Für den 54-Jährigen ist klar, dass Grossbritannien am 31. Oktober die Europäische Union verlassen wird. «Sei es mit einem Deal oder ohne», stellte er klar. Um ein möglichst gutes Verhandlungsergebnis zu erreichen, müsse sich das Land auch auf einen sogenannten No-Deal-Brexit vorbereiten.
Mister Hard Brexit
Johnson gilt als Vertreter eines harten Brexit. Er will, dass Grossbritannien sein volles Selbstbestimmungsrecht zurückerhält. Weil er den Kurs von Premierministerin Theresa May nicht mehr mittragen konnte, trat er 2018 als Aussenminister zurück. Zuvor war er Bürgermeister von London. In dieser Funktion wurde er landesweit bekannt.

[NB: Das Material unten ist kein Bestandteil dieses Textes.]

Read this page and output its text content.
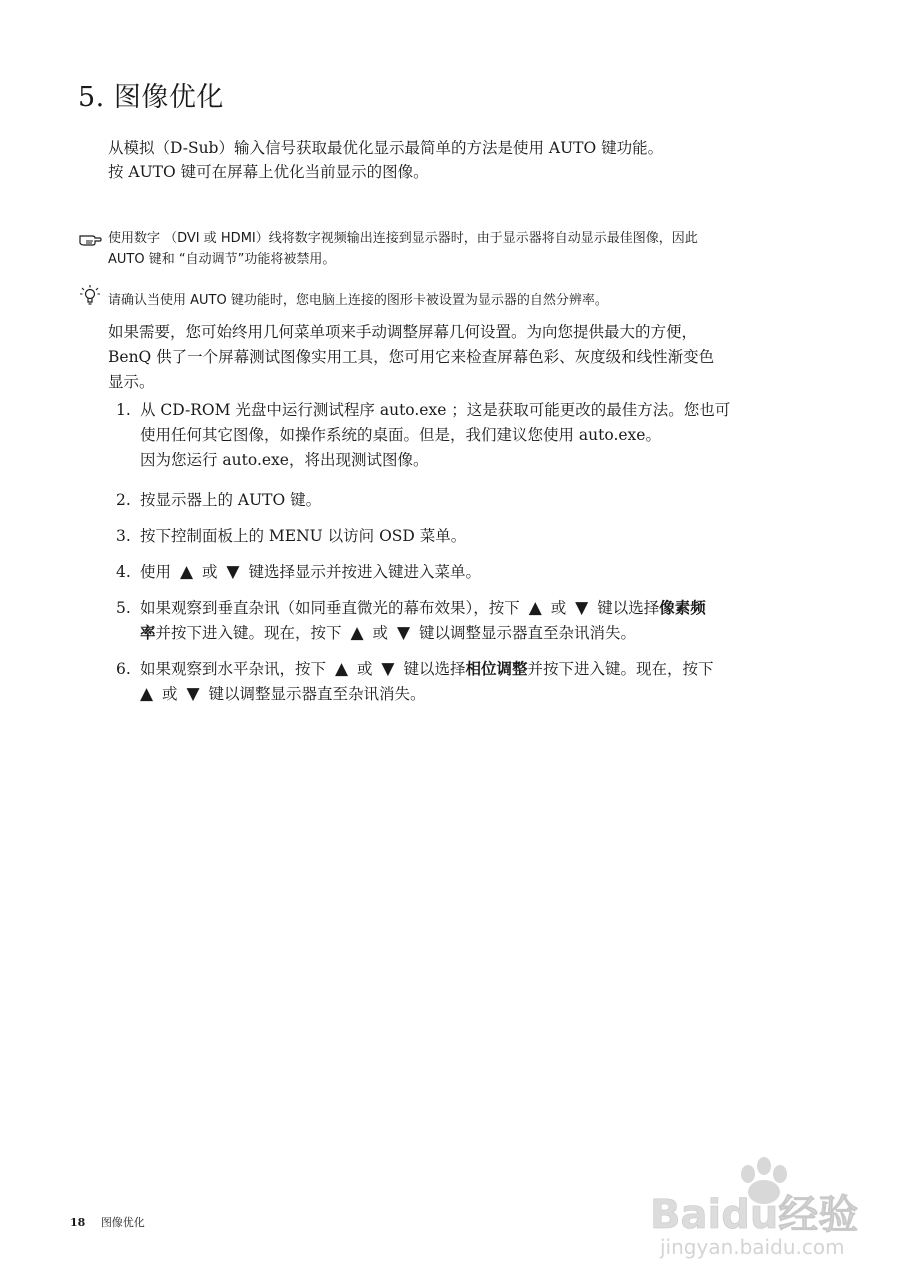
5. 图像优化
从模拟（D-Sub）输入信号获取最优化显示最简单的方法是使用 AUTO 键功能。
按 AUTO 键可在屏幕上优化当前显示的图像。
使用数字 （DVI 或 HDMI）线将数字视频输出连接到显示器时，由于显示器将自动显示最佳图像，因此
AUTO 键和 “自动调节”功能将被禁用。
请确认当使用 AUTO 键功能时，您电脑上连接的图形卡被设置为显示器的自然分辨率。
如果需要，您可始终用几何菜单项来手动调整屏幕几何设置。为向您提供最大的方便，
BenQ 供了一个屏幕测试图像实用工具，您可用它来检查屏幕色彩、灰度级和线性渐变色
显示。
1. 从 CD-ROM 光盘中运行测试程序 auto.exe ；这是获取可能更改的最佳方法。您也可
使用任何其它图像，如操作系统的桌面。但是，我们建议您使用 auto.exe。
因为您运行 auto.exe，将出现测试图像。
2. 按显示器上的 AUTO 键。
3. 按下控制面板上的 MENU 以访问 OSD 菜单。
4. 使用 ▲ 或 ▼ 键选择显示并按进入键进入菜单。
5. 如果观察到垂直杂讯（如同垂直微光的幕布效果），按下 ▲ 或 ▼ 键以选择像素频
率并按下进入键。现在，按下 ▲ 或 ▼ 键以调整显示器直至杂讯消失。
6. 如果观察到水平杂讯，按下 ▲ 或 ▼ 键以选择相位调整并按下进入键。现在，按下
▲ 或 ▼ 键以调整显示器直至杂讯消失。
18 图像优化	Baidu经验
jingyan.baidu.com
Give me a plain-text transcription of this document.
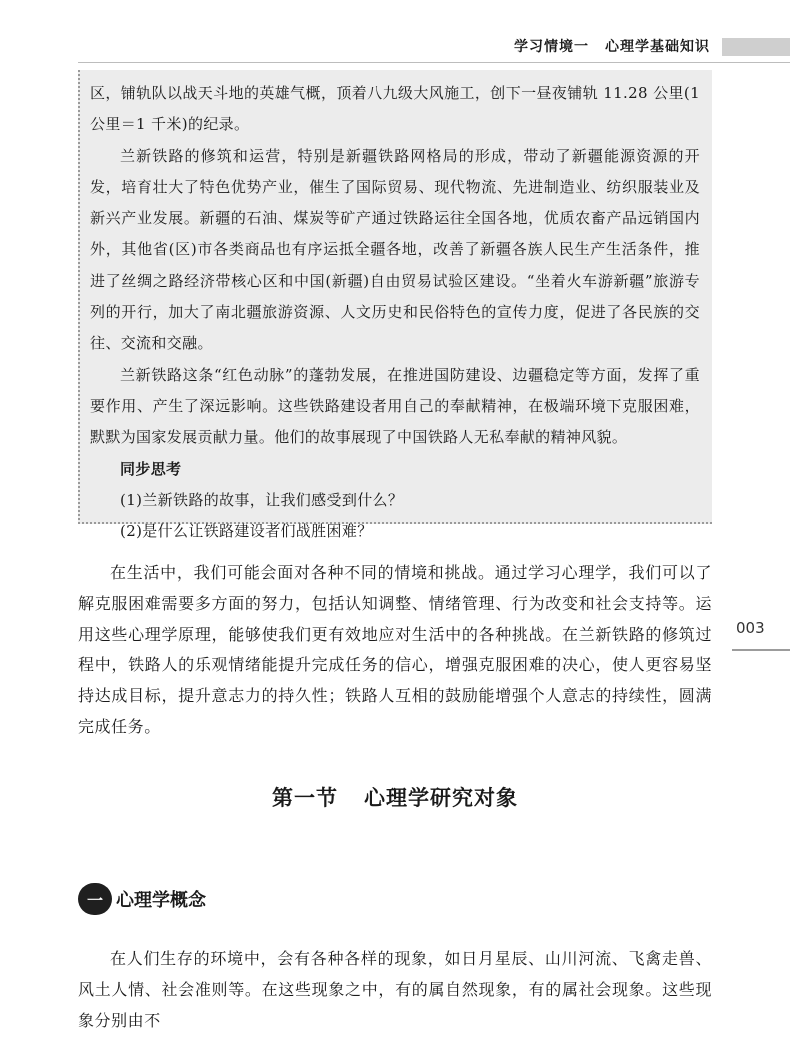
学习情境一 心理学基础知识

区，铺轨队以战天斗地的英雄气概，顶着八九级大风施工，创下一昼夜铺轨 11.28 公里(1公里＝1 千米)的纪录。

兰新铁路的修筑和运营，特别是新疆铁路网格局的形成，带动了新疆能源资源的开发，培育壮大了特色优势产业，催生了国际贸易、现代物流、先进制造业、纺织服装业及新兴产业发展。新疆的石油、煤炭等矿产通过铁路运往全国各地，优质农畜产品远销国内外，其他省(区)市各类商品也有序运抵全疆各地，改善了新疆各族人民生产生活条件，推进了丝绸之路经济带核心区和中国(新疆)自由贸易试验区建设。“坐着火车游新疆”旅游专列的开行，加大了南北疆旅游资源、人文历史和民俗特色的宣传力度，促进了各民族的交往、交流和交融。

兰新铁路这条“红色动脉”的蓬勃发展，在推进国防建设、边疆稳定等方面，发挥了重要作用、产生了深远影响。这些铁路建设者用自己的奉献精神，在极端环境下克服困难，默默为国家发展贡献力量。他们的故事展现了中国铁路人无私奉献的精神风貌。

同步思考

(1)兰新铁路的故事，让我们感受到什么？

(2)是什么让铁路建设者们战胜困难？

003

在生活中，我们可能会面对各种不同的情境和挑战。通过学习心理学，我们可以了解克服困难需要多方面的努力，包括认知调整、情绪管理、行为改变和社会支持等。运用这些心理学原理，能够使我们更有效地应对生活中的各种挑战。在兰新铁路的修筑过程中，铁路人的乐观情绪能提升完成任务的信心，增强克服困难的决心，使人更容易坚持达成目标，提升意志力的持久性；铁路人互相的鼓励能增强个人意志的持续性，圆满完成任务。

第一节 心理学研究对象
一 心理学概念

在人们生存的环境中，会有各种各样的现象，如日月星辰、山川河流、飞禽走兽、风土人情、社会准则等。在这些现象之中，有的属自然现象，有的属社会现象。这些现象分别由不
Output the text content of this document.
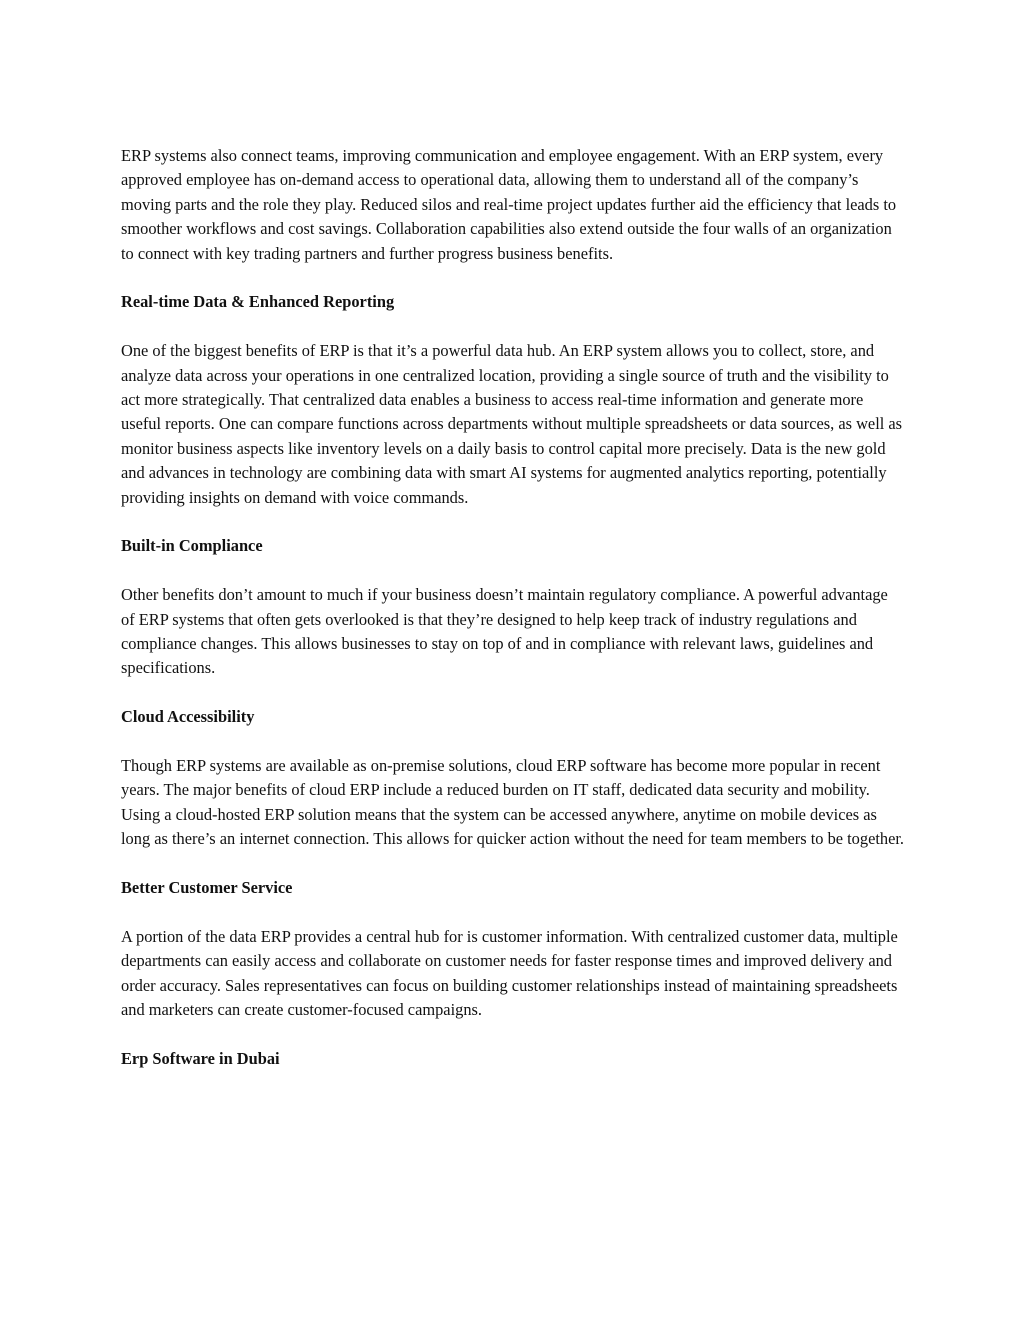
ERP systems also connect teams, improving communication and employee engagement. With an ERP system, every approved employee has on-demand access to operational data, allowing them to understand all of the company’s moving parts and the role they play. Reduced silos and real-time project updates further aid the efficiency that leads to smoother workflows and cost savings. Collaboration capabilities also extend outside the four walls of an organization to connect with key trading partners and further progress business benefits.

Real-time Data & Enhanced Reporting

One of the biggest benefits of ERP is that it’s a powerful data hub. An ERP system allows you to collect, store, and analyze data across your operations in one centralized location, providing a single source of truth and the visibility to act more strategically. That centralized data enables a business to access real-time information and generate more useful reports. One can compare functions across departments without multiple spreadsheets or data sources, as well as monitor business aspects like inventory levels on a daily basis to control capital more precisely. Data is the new gold and advances in technology are combining data with smart AI systems for augmented analytics reporting, potentially providing insights on demand with voice commands.

Built-in Compliance

Other benefits don’t amount to much if your business doesn’t maintain regulatory compliance. A powerful advantage of ERP systems that often gets overlooked is that they’re designed to help keep track of industry regulations and compliance changes. This allows businesses to stay on top of and in compliance with relevant laws, guidelines and specifications.

Cloud Accessibility

Though ERP systems are available as on-premise solutions, cloud ERP software has become more popular in recent years. The major benefits of cloud ERP include a reduced burden on IT staff, dedicated data security and mobility. Using a cloud-hosted ERP solution means that the system can be accessed anywhere, anytime on mobile devices as long as there’s an internet connection. This allows for quicker action without the need for team members to be together.

Better Customer Service

A portion of the data ERP provides a central hub for is customer information. With centralized customer data, multiple departments can easily access and collaborate on customer needs for faster response times and improved delivery and order accuracy. Sales representatives can focus on building customer relationships instead of maintaining spreadsheets and marketers can create customer-focused campaigns.

Erp Software in Dubai
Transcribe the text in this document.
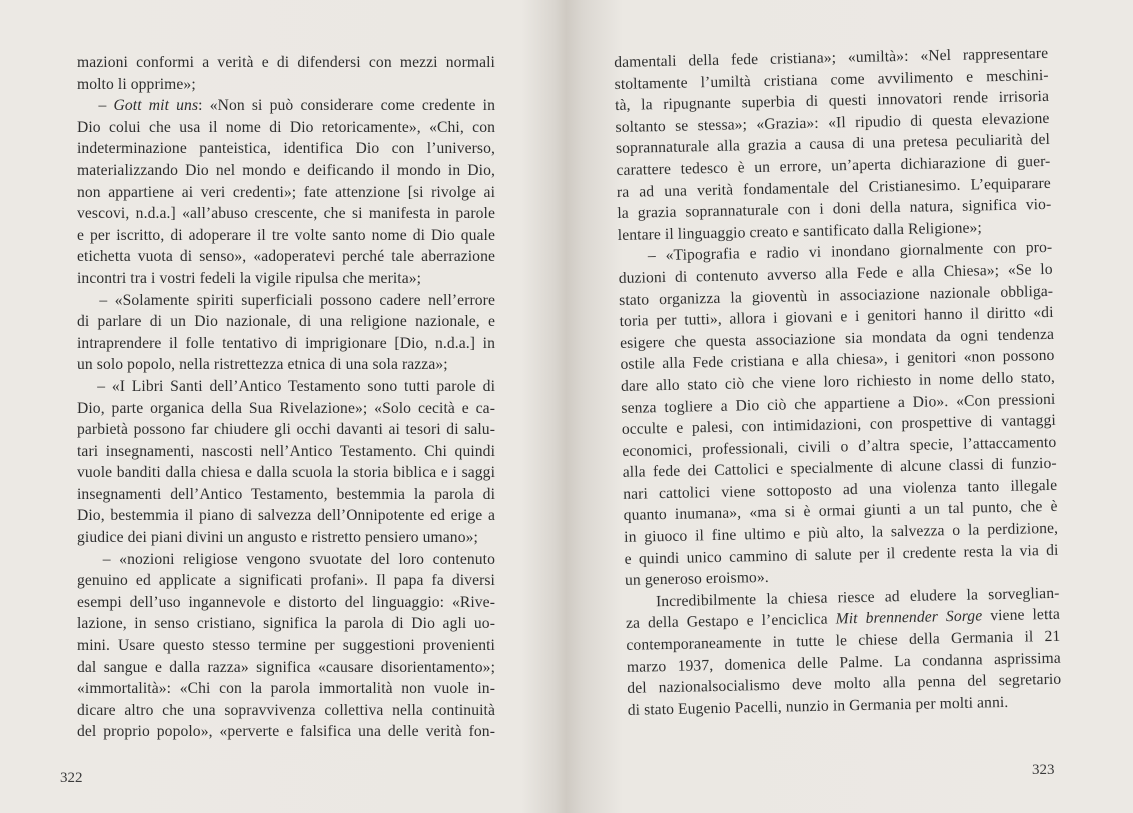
mazioni conformi a verità e di difendersi con mezzi normali
molto li opprime»;
– Gott mit uns: «Non si può considerare come credente in
Dio colui che usa il nome di Dio retoricamente», «Chi, con
indeterminazione panteistica, identifica Dio con l’universo,
materializzando Dio nel mondo e deificando il mondo in Dio,
non appartiene ai veri credenti»; fate attenzione [si rivolge ai
vescovi, n.d.a.] «all’abuso crescente, che si manifesta in parole
e per iscritto, di adoperare il tre volte santo nome di Dio quale
etichetta vuota di senso», «adoperatevi perché tale aberrazione
incontri tra i vostri fedeli la vigile ripulsa che merita»;
– «Solamente spiriti superficiali possono cadere nell’errore
di parlare di un Dio nazionale, di una religione nazionale, e
intraprendere il folle tentativo di imprigionare [Dio, n.d.a.] in
un solo popolo, nella ristrettezza etnica di una sola razza»;
– «I Libri Santi dell’Antico Testamento sono tutti parole di
Dio, parte organica della Sua Rivelazione»; «Solo cecità e ca-
parbietà possono far chiudere gli occhi davanti ai tesori di salu-
tari insegnamenti, nascosti nell’Antico Testamento. Chi quindi
vuole banditi dalla chiesa e dalla scuola la storia biblica e i saggi
insegnamenti dell’Antico Testamento, bestemmia la parola di
Dio, bestemmia il piano di salvezza dell’Onnipotente ed erige a
giudice dei piani divini un angusto e ristretto pensiero umano»;
– «nozioni religiose vengono svuotate del loro contenuto
genuino ed applicate a significati profani». Il papa fa diversi
esempi dell’uso ingannevole e distorto del linguaggio: «Rive-
lazione, in senso cristiano, significa la parola di Dio agli uo-
mini. Usare questo stesso termine per suggestioni provenienti
dal sangue e dalla razza» significa «causare disorientamento»;
«immortalità»: «Chi con la parola immortalità non vuole in-
dicare altro che una sopravvivenza collettiva nella continuità
del proprio popolo», «perverte e falsifica una delle verità fon-
322
damentali della fede cristiana»; «umiltà»: «Nel rappresentare
stoltamente l’umiltà cristiana come avvilimento e meschini-
tà, la ripugnante superbia di questi innovatori rende irrisoria
soltanto se stessa»; «Grazia»: «Il ripudio di questa elevazione
soprannaturale alla grazia a causa di una pretesa peculiarità del
carattere tedesco è un errore, un’aperta dichiarazione di guer-
ra ad una verità fondamentale del Cristianesimo. L’equiparare
la grazia soprannaturale con i doni della natura, significa vio-
lentare il linguaggio creato e santificato dalla Religione»;
– «Tipografia e radio vi inondano giornalmente con pro-
duzioni di contenuto avverso alla Fede e alla Chiesa»; «Se lo
stato organizza la gioventù in associazione nazionale obbliga-
toria per tutti», allora i giovani e i genitori hanno il diritto «di
esigere che questa associazione sia mondata da ogni tendenza
ostile alla Fede cristiana e alla chiesa», i genitori «non possono
dare allo stato ciò che viene loro richiesto in nome dello stato,
senza togliere a Dio ciò che appartiene a Dio». «Con pressioni
occulte e palesi, con intimidazioni, con prospettive di vantaggi
economici, professionali, civili o d’altra specie, l’attaccamento
alla fede dei Cattolici e specialmente di alcune classi di funzio-
nari cattolici viene sottoposto ad una violenza tanto illegale
quanto inumana», «ma si è ormai giunti a un tal punto, che è
in giuoco il fine ultimo e più alto, la salvezza o la perdizione,
e quindi unico cammino di salute per il credente resta la via di
un generoso eroismo».
Incredibilmente la chiesa riesce ad eludere la sorveglian-
za della Gestapo e l’enciclica Mit brennender Sorge viene letta
contemporaneamente in tutte le chiese della Germania il 21
marzo 1937, domenica delle Palme. La condanna asprissima
del nazionalsocialismo deve molto alla penna del segretario
di stato Eugenio Pacelli, nunzio in Germania per molti anni.
323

Bei der Analyse der Situation seines Landes wurde er ziemlich ernst: «Es ist zu einem Zusammenstoss zwischen der direkten Demokratie und der parlamentarischen Demokratie gekommen.»
Das Verdikt des Volkes sei in der Zwischenzeit verloren gegangen, fügte er an. «Aber am Ende wird sich der Volkswille durchsetzen», gab er sich überzeugt. Sonst werde es harsche Reaktionen geben.
Den Vorschlag, eine zweite Brexit-Abstimmung durchzuführen, finde er eine «schlechte Idee. Ich bin überzeugt, dass sich bei einer zweiten Abstimmung mehr oder weniger das gleiche Resultat ergeben würde.»
Die Parallelen zur Schweiz
Johnson zog auch Parallelen zwischen der Situation der Schweiz und Grossbritannien. «Wir müssen beide stark bleiben», forderte er. Für ihn sei es vorbildlich, wie die Schweiz ihre Souveränität behalten habe und trotzdem eng mit der EU verflochten sei.
«Das Schweizervolk hat seineSouveränität entschieden verteidigt. Da hat es dasRichtige getan.»
«Da haben Sie das Richtige getan», sagte er zu den 1350 Zuhörerinnen und Zuhörern im vollen Saal. Da beide Länder künftig Nicht-EU-Mitglieder sein werden, glaubt er, dass es zwischen ihnen viele Gemeinsamkeiten geben könnte. «Die Schweiz und Grossbritannien sind natürliche Partner», betonte der Konservative.
Genugtuung des Siegers
Weiter äusserte er sich zufrieden darüber, dass die schlimmsten Prognosen, die vor der Brexit-Abstimmung gestellt worden sind, nicht eingetroffen sind: «Nach der Abstimmung sind keine Flugzeuge vom Himmel gefallen.
Und es gab auch keine Produktionsunterbrüche bei der Herstellung von Mars-Schokoriegeln.» Nach seinem Auftritt flog Johnson zurück nach London. Dort wartet viel Arbeit auf ihn.